A few minutes pass before she retreats to her bedroom, turning on another dim lamp, the coat still clinging to the sinuous curves it conceals. She hesitates in removing it, knowing that she will feel cold once again. But then, out of instinct, she reaches out to undo the buttons, her hands then grasping the contents in its pockets. Two twenty dollar bills come to grace a nearby nightstand, pocket change and a pack of matches soon following suit.
They fall against the coffee-stained table like the dulcet song of an angels' chorus, the greatest treasure of all remaining in her hands. A grave black barrel stares up at her solemnly, the end promising the same fate that it once bestowed on its former owner.

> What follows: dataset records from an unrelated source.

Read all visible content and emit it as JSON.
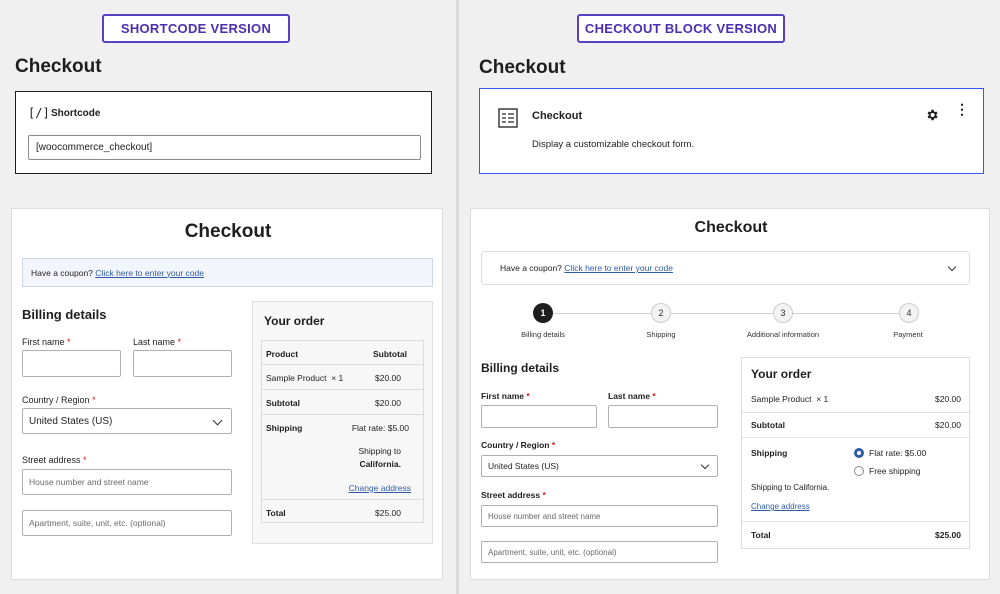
{
  "left": {
    "tag": "SHORTCODE VERSION",
    "editor_title": "Checkout",
    "shortcode_icon": "[/]",
    "shortcode_label": "Shortcode",
    "shortcode_value": "[woocommerce_checkout]",
    "preview": {
      "title": "Checkout",
      "coupon_text": "Have a coupon?",
      "coupon_link": "Click here to enter your code",
      "billing_title": "Billing details",
      "first_name": "First name",
      "last_name": "Last name",
      "country_label": "Country / Region",
      "country_value": "United States (US)",
      "street_label": "Street address",
      "street_placeholder": "House number and street name",
      "apt_placeholder": "Apartment, suite, unit, etc. (optional)",
      "required": "*",
      "order": {
        "title": "Your order",
        "col_product": "Product",
        "col_subtotal": "Subtotal",
        "item_name": "Sample Product",
        "item_qty": "× 1",
        "item_price": "$20.00",
        "subtotal_label": "Subtotal",
        "subtotal_value": "$20.00",
        "shipping_label": "Shipping",
        "shipping_rate": "Flat rate: $5.00",
        "shipping_to": "Shipping to",
        "shipping_dest": "California.",
        "change_address": "Change address",
        "total_label": "Total",
        "total_value": "$25.00"
      }
    }
  },
  "right": {
    "tag": "CHECKOUT BLOCK VERSION",
    "editor_title": "Checkout",
    "block_title": "Checkout",
    "block_desc": "Display a customizable checkout form.",
    "preview": {
      "title": "Checkout",
      "coupon_text": "Have a coupon?",
      "coupon_link": "Click here to enter your code",
      "steps": [
        {
          "num": "1",
          "label": "Billing details"
        },
        {
          "num": "2",
          "label": "Shipping"
        },
        {
          "num": "3",
          "label": "Additional information"
        },
        {
          "num": "4",
          "label": "Payment"
        }
      ],
      "billing_title": "Billing details",
      "first_name": "First name",
      "last_name": "Last name",
      "country_label": "Country / Region",
      "country_value": "United States (US)",
      "street_label": "Street address",
      "street_placeholder": "House number and street name",
      "apt_placeholder": "Apartment, suite, unit, etc. (optional)",
      "required": "*",
      "order": {
        "title": "Your order",
        "item_name": "Sample Product",
        "item_qty": "× 1",
        "item_price": "$20.00",
        "subtotal_label": "Subtotal",
        "subtotal_value": "$20.00",
        "shipping_label": "Shipping",
        "option_flat": "Flat rate: $5.00",
        "option_free": "Free shipping",
        "shipping_to": "Shipping to California.",
        "change_address": "Change address",
        "total_label": "Total",
        "total_value": "$25.00"
      }
    }
  },
  "colors": {
    "accent": "#5a3fc0",
    "link": "#2f5ba8",
    "block_border": "#3858e9",
    "required": "#cc1818"
  }
}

She ignores it subtle danger, and holds the Blackhawk close, caressing it as she would a lover she's not seen in years. A tear brims at the corner of her left eye.
One of the girls had somehow managed to acquire it before the police confiscated it as evidence. She recalls it being wrapped in an old white handkerchief, stained dark-red by the blood of the man who had wielded it. She pulls out the handkerchief from her other pocket without another thought, holding both as one would a sanctified relic. She prays to neither, although holding them makes her feel closer to a man she loves even now. As Wendy does when she wears Marv's crucifix.

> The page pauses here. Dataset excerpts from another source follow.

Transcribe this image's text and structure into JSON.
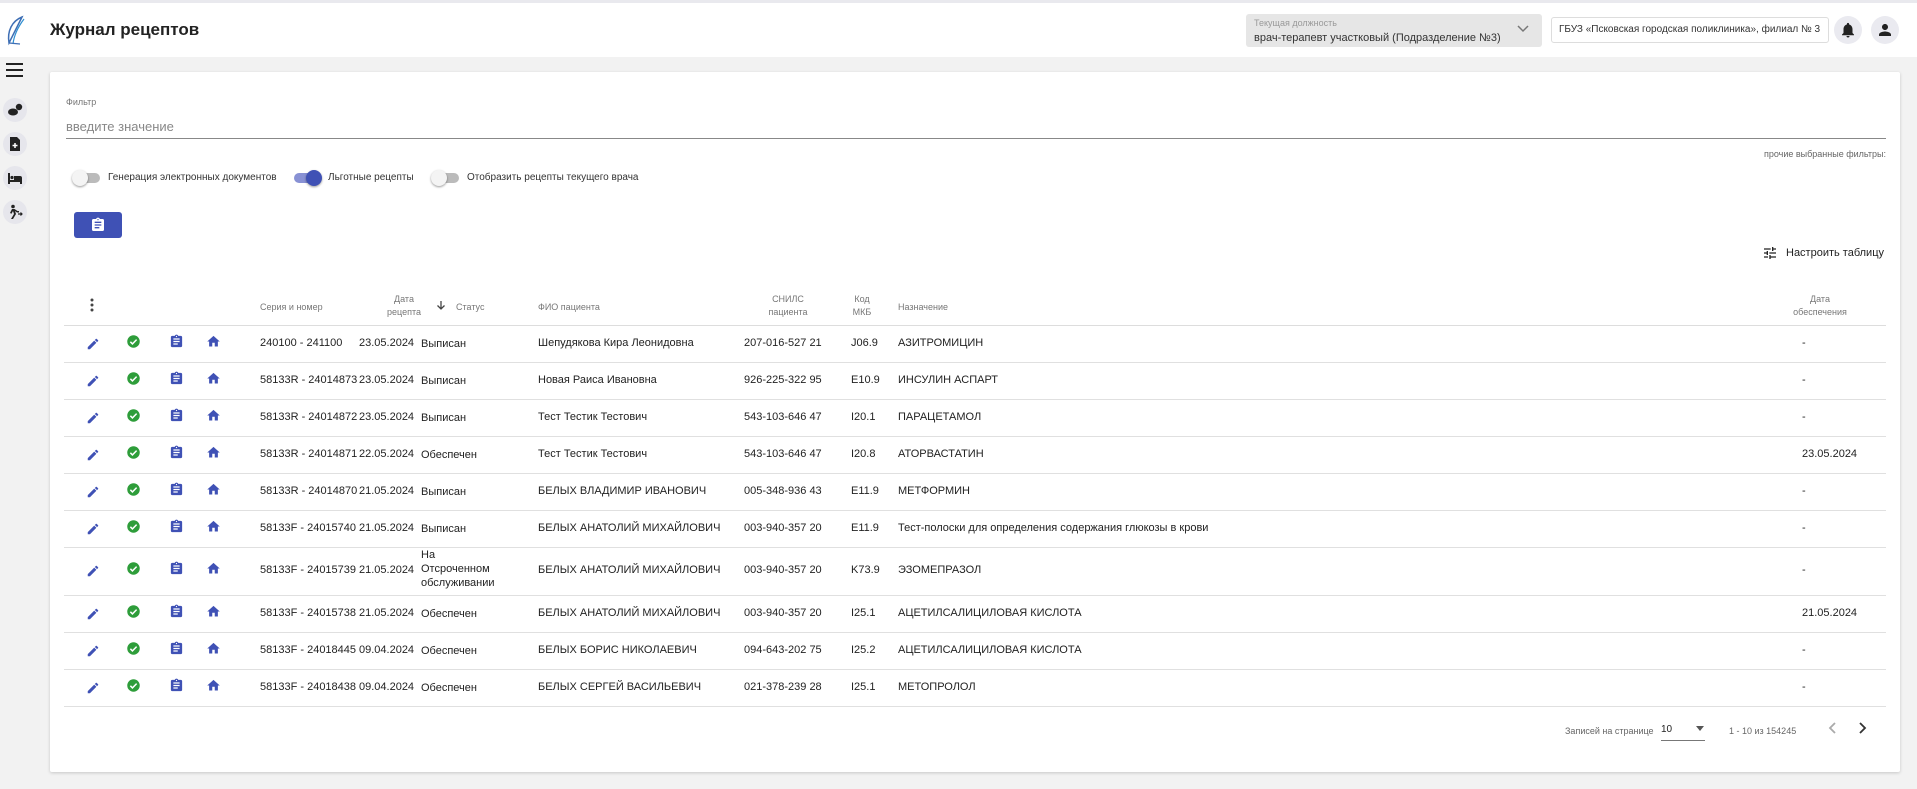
{
  "app": {
    "title": "Журнал рецептов"
  },
  "header": {
    "role_label": "Текущая должность",
    "role_value": "врач-терапевт участковый (Подразделение №3)",
    "organization": "ГБУЗ «Псковская городская поликлиника», филиал № 3"
  },
  "filter": {
    "label": "Фильтр",
    "placeholder": "введите значение",
    "other_filters": "прочие выбранные фильтры:"
  },
  "toggles": [
    {
      "label": "Генерация электронных документов",
      "on": false
    },
    {
      "label": "Льготные рецепты",
      "on": true
    },
    {
      "label": "Отобразить рецепты текущего врача",
      "on": false
    }
  ],
  "table_config_label": "Настроить таблицу",
  "columns": {
    "series": "Серия и номер",
    "date_1": "Дата",
    "date_2": "рецепта",
    "status": "Статус",
    "patient": "ФИО пациента",
    "snils_1": "СНИЛС",
    "snils_2": "пациента",
    "mkb_1": "Код",
    "mkb_2": "МКБ",
    "drug": "Назначение",
    "supply_1": "Дата",
    "supply_2": "обеспечения"
  },
  "rows": [
    {
      "series": "240100 - 241100",
      "date": "23.05.2024",
      "status": "Выписан",
      "patient": "Шепудякова Кира Леонидовна",
      "snils": "207-016-527 21",
      "mkb": "J06.9",
      "drug": "АЗИТРОМИЦИН",
      "supply": "-"
    },
    {
      "series": "58133R - 24014873",
      "date": "23.05.2024",
      "status": "Выписан",
      "patient": "Новая Раиса Ивановна",
      "snils": "926-225-322 95",
      "mkb": "E10.9",
      "drug": "ИНСУЛИН АСПАРТ",
      "supply": "-"
    },
    {
      "series": "58133R - 24014872",
      "date": "23.05.2024",
      "status": "Выписан",
      "patient": "Тест Тестик Тестович",
      "snils": "543-103-646 47",
      "mkb": "I20.1",
      "drug": "ПАРАЦЕТАМОЛ",
      "supply": "-"
    },
    {
      "series": "58133R - 24014871",
      "date": "22.05.2024",
      "status": "Обеспечен",
      "patient": "Тест Тестик Тестович",
      "snils": "543-103-646 47",
      "mkb": "I20.8",
      "drug": "АТОРВАСТАТИН",
      "supply": "23.05.2024"
    },
    {
      "series": "58133R - 24014870",
      "date": "21.05.2024",
      "status": "Выписан",
      "patient": "БЕЛЫХ ВЛАДИМИР ИВАНОВИЧ",
      "snils": "005-348-936 43",
      "mkb": "E11.9",
      "drug": "МЕТФОРМИН",
      "supply": "-"
    },
    {
      "series": "58133F - 24015740",
      "date": "21.05.2024",
      "status": "Выписан",
      "patient": "БЕЛЫХ АНАТОЛИЙ МИХАЙЛОВИЧ",
      "snils": "003-940-357 20",
      "mkb": "E11.9",
      "drug": "Тест-полоски для определения содержания глюкозы в крови",
      "supply": "-"
    },
    {
      "series": "58133F - 24015739",
      "date": "21.05.2024",
      "status": "На Отсроченном обслуживании",
      "patient": "БЕЛЫХ АНАТОЛИЙ МИХАЙЛОВИЧ",
      "snils": "003-940-357 20",
      "mkb": "K73.9",
      "drug": "ЭЗОМЕПРАЗОЛ",
      "supply": "-"
    },
    {
      "series": "58133F - 24015738",
      "date": "21.05.2024",
      "status": "Обеспечен",
      "patient": "БЕЛЫХ АНАТОЛИЙ МИХАЙЛОВИЧ",
      "snils": "003-940-357 20",
      "mkb": "I25.1",
      "drug": "АЦЕТИЛСАЛИЦИЛОВАЯ КИСЛОТА",
      "supply": "21.05.2024"
    },
    {
      "series": "58133F - 24018445",
      "date": "09.04.2024",
      "status": "Обеспечен",
      "patient": "БЕЛЫХ БОРИС НИКОЛАЕВИЧ",
      "snils": "094-643-202 75",
      "mkb": "I25.2",
      "drug": "АЦЕТИЛСАЛИЦИЛОВАЯ КИСЛОТА",
      "supply": "-"
    },
    {
      "series": "58133F - 24018438",
      "date": "09.04.2024",
      "status": "Обеспечен",
      "patient": "БЕЛЫХ СЕРГЕЙ ВАСИЛЬЕВИЧ",
      "snils": "021-378-239 28",
      "mkb": "I25.1",
      "drug": "МЕТОПРОЛОЛ",
      "supply": "-"
    }
  ],
  "pagination": {
    "per_page_label": "Записей на странице",
    "per_page_value": "10",
    "range": "1 - 10 из 154245"
  },
  "colors": {
    "accent": "#3f51b5",
    "ok": "#2e9d3a"
  },
  "icons": {
    "row": [
      "pencil-icon",
      "check-circle-icon",
      "clipboard-icon",
      "home-icon"
    ],
    "sidebar": [
      "pills-icon",
      "document-plus-icon",
      "bed-icon",
      "walking-person-icon"
    ]
  }
}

She closes her eyes, imagining what was and could have been. She imagines a world without guns, bullets, and bloodshed. She imagines the world she would've wished for, a world in which their time wasn't cut so damned short. But that's not the world I live in, is it? she questions herself. After all, no one lives in the perfect world they wish for; and she certainly isn't any different, since the world itself feels on fire, the main players on the board changing places like in a game of musical chairs.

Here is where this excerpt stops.